Computer simulations are useful for developing conceptual understanding of science ideas that are otherwise obscure. However, there are circumstances that simulations just raise more questions than what they answer. Osmosis is one of those deceptively simple phenomena that turn out to be quite challenging to understand, even if it can be simulated with reasonable clarity.
|Figure 1. Osmotic pressure.|
(Image from Wikipedia)
Osmosis is a process in which solvent molecules move -- without input of energy -- across a semipermeable membrane (which let only the solvent molecules pass) separating two solutions of different concentrations. A typical explanation is that the solvent molecules "want" to equalize the solute concentrations (or equivalently, the solvent concentrations) on the two sides. As a result, the solutions must build up persistent pressure that causes the liquid level in the left side of the U-shape tube shown in Figure 1 to rise remarkably higher against gravity.
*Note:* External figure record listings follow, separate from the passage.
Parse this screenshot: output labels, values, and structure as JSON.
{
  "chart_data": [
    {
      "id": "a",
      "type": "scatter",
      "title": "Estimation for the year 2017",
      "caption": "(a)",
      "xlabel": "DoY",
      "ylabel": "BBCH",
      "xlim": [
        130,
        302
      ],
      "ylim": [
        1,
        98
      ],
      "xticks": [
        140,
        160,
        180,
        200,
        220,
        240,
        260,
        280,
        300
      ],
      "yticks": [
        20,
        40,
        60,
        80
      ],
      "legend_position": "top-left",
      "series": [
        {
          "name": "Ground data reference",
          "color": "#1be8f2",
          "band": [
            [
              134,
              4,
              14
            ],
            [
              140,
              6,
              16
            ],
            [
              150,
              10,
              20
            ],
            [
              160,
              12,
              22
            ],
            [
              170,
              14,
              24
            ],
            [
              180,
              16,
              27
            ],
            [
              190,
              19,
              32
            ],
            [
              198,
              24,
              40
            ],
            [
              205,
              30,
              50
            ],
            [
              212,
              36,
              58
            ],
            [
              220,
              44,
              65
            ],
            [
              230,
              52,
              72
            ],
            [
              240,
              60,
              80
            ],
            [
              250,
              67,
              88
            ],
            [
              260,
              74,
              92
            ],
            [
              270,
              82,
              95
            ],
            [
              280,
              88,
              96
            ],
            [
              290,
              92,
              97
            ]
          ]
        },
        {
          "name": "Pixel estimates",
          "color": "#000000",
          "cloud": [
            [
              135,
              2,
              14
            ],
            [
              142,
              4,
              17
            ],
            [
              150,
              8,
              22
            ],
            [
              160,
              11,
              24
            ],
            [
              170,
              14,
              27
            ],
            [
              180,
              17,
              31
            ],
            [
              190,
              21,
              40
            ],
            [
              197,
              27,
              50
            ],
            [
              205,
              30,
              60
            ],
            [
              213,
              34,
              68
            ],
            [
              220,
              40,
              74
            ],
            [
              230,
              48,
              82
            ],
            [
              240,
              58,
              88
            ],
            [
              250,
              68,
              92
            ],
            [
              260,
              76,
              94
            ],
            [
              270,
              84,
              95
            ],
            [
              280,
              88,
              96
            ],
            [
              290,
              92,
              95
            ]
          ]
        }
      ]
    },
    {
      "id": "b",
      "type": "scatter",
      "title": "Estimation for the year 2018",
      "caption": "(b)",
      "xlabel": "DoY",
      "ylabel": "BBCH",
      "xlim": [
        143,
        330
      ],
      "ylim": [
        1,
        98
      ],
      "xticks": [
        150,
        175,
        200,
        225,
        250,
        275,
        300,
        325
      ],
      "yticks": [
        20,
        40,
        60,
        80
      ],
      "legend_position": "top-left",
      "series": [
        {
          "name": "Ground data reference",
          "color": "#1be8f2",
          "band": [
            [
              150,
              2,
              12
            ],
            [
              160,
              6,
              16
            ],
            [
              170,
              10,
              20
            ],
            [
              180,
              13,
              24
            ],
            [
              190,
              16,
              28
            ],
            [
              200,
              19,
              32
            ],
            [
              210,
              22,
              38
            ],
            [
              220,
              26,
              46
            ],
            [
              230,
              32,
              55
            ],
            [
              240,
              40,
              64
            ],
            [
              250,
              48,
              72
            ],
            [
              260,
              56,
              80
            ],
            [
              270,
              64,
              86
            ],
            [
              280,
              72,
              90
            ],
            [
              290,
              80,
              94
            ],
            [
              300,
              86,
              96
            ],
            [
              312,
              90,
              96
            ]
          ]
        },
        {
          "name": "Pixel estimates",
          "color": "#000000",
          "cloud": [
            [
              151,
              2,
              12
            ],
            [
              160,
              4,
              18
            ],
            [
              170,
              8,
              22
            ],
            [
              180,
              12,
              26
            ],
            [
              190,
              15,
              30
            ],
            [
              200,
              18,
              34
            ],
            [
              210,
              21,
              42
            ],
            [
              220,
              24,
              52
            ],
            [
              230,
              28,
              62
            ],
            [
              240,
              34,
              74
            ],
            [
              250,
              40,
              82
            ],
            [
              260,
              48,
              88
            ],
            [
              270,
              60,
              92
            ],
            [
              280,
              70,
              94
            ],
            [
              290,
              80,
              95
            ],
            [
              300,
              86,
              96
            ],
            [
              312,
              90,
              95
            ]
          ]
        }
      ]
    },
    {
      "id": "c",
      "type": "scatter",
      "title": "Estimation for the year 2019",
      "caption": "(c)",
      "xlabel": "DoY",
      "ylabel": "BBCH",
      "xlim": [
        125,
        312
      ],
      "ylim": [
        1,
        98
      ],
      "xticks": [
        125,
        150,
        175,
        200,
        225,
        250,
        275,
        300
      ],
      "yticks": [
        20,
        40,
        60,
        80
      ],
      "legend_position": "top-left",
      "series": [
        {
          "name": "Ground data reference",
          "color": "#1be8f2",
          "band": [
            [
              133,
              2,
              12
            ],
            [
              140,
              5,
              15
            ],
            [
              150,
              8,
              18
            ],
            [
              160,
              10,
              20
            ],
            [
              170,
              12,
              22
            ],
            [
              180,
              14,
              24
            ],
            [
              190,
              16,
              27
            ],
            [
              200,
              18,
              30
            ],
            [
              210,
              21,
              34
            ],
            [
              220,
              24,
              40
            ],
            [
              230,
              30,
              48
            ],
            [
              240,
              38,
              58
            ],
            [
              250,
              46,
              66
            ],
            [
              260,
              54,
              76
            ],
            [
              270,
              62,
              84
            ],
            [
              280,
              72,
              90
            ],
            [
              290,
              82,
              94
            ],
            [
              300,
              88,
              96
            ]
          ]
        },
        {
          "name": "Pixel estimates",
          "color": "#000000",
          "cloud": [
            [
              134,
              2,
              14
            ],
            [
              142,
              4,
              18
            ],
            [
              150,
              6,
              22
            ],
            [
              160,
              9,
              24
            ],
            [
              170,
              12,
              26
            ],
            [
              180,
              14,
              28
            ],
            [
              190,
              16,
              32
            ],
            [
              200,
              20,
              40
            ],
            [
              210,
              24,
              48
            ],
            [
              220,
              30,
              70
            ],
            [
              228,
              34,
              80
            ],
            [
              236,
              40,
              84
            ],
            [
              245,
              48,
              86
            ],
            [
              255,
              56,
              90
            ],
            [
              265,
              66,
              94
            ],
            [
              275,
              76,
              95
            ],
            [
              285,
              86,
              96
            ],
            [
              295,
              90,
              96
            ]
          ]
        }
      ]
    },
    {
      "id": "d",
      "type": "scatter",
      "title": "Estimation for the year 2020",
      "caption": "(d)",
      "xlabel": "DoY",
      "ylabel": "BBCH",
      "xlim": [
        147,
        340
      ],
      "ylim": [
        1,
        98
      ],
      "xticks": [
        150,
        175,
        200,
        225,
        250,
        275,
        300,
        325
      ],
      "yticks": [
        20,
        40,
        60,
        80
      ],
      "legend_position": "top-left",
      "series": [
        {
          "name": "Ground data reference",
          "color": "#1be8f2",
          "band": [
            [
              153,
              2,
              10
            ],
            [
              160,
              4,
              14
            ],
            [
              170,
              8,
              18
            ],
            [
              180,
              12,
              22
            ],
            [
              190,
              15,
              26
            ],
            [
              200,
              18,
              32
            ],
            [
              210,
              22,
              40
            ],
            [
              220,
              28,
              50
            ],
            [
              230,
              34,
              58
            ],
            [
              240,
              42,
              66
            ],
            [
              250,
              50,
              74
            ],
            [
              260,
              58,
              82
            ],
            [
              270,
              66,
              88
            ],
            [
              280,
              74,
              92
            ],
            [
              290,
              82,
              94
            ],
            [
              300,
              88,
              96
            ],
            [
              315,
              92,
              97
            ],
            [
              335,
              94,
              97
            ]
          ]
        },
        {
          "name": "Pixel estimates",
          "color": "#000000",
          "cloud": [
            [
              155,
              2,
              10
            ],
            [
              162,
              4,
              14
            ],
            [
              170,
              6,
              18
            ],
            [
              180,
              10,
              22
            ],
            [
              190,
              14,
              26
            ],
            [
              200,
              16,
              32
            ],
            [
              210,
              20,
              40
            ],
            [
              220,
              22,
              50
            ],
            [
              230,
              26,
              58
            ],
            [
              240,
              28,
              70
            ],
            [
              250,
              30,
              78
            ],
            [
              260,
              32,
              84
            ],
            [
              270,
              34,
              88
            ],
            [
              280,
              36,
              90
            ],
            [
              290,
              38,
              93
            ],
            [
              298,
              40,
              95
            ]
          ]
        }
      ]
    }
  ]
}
Most people just walk away with this theory. But where exactly does the energy that elevates the liquid come from?
In the U-shape tube, no one exerts any force on the liquid in either side, while the force of gravity keeps the liquid level as low as possible. Somehow, by simply making the membrane in the middle partially permeable to only the solvent, some energy is extracted to do the heavy lifting. This process can be simulated using molecular dynamics as is shown in the YouTube video posted above. The simulation shows that, on average, the middle column eventually maintained a noticeably higher level. Removing the solute (the green particles) returned the liquid levels in the three columns to about the same.
In this simulation, the green particles and the blue particles have comparable chemical affinities, meaning that the blue particles do not particularly favor their kins around. Neither do the green particles. The white particles that represent the membrane molecules have very weak interactions with both blue and green particles.